= Timothy King =

Sir Timothy Roger Alan King (born 5 April 1949), styled The Hon. Mr Justice King, is a retired judge of the High Court of England and Wales assigned to the Queen's Bench Division.

==Career as counsel==
King was educated at the Liverpool Institute and Lincoln College, Oxford, where he achieved the degrees of MA and BCL. He was called to the Bar in 1973 by Lincoln's Inn and practised on the Northern Circuit, taking silk in 1991.

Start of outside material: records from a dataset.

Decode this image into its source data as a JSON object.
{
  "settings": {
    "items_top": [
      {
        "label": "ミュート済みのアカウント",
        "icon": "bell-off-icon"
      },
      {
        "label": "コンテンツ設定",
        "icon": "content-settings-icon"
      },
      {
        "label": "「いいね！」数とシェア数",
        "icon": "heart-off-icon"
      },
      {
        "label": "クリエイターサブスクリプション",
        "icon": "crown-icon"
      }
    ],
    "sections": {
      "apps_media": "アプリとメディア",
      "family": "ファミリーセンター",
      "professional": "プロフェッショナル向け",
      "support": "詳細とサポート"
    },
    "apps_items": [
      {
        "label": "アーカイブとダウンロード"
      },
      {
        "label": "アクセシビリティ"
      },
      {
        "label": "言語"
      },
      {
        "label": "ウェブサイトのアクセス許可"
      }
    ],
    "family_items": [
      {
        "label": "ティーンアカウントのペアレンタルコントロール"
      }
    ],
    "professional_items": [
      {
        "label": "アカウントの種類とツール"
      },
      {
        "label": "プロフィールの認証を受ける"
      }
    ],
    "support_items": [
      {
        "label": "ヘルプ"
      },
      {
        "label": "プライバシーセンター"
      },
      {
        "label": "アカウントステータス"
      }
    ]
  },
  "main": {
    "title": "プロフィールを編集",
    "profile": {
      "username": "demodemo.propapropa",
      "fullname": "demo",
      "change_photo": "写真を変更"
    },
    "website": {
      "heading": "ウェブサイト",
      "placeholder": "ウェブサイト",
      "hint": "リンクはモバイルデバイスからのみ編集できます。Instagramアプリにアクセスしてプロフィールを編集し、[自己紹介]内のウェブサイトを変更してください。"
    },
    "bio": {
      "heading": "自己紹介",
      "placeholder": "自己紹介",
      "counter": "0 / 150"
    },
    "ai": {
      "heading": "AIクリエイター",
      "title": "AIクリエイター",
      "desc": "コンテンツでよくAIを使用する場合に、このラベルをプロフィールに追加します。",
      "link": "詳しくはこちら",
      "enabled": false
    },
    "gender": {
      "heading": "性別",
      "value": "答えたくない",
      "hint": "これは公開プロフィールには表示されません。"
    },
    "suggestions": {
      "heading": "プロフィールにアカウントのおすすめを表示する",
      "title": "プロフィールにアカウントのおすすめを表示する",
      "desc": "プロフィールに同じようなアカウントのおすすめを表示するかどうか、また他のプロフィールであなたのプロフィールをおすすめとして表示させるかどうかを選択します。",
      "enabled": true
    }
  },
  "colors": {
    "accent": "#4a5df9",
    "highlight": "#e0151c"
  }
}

===Notable cases as counsel===
- 2001: R v Liverpool City Council, ex parte Karl Barry (Court of Appeal) on the limitations of local authority to license "doormen".
- 2004: R ex app. PD v West Midlands and North West Mental Health Review Tribunal (Court of Appeal) - on apparent or perceived bias of members of mental health tribunals.
- 2006: King defended BNP leaders Nick Griffin and Mark Collett at Leeds Crown Court on charges of inciting racial hatred. Their defence was based upon political freedom of speech. The defendants were acquitted of some charges at the initial trial, with the jury in that trial failing to reach a verdict on the remaining counts, at a re-trial they were acquitted of the remaining counts.
- 2006: Jones v Whalley (House of Lords): King argued about the effects of a police caution on subsequent proceedings.

==Career as judge==
King was appointed to the High Court bench on 29 January 2007, and awarded a knighthood on 28 June the same year.

In March 2013 he was formally reprimanded by the Lord Chief Justice, Lord Judge, and Lord Chancellor, Chris Grayling MP, following a complaint. The Office for Judicial Complaints (OJC) gave little details about the complaint it received about Queen's Bench Division judge Mr Justice King other than to say that it regarded a late handing down of a judgment. On 3 August 2016 the Judicial Conducts Investigation Office issued the following statement "The Right Honourable Mr Justice Timothy King has been subject to an investigation into his conduct in respect of a delay in producing a judgment. The Lord Chancellor and Lord Chief Justice found that the delay was unacceptable and concluded that Mr Justice King’s behaviour in respect of this matter fell below the standards expected of a member of the Judiciary. Mr Justice King has been issued with a reprimand".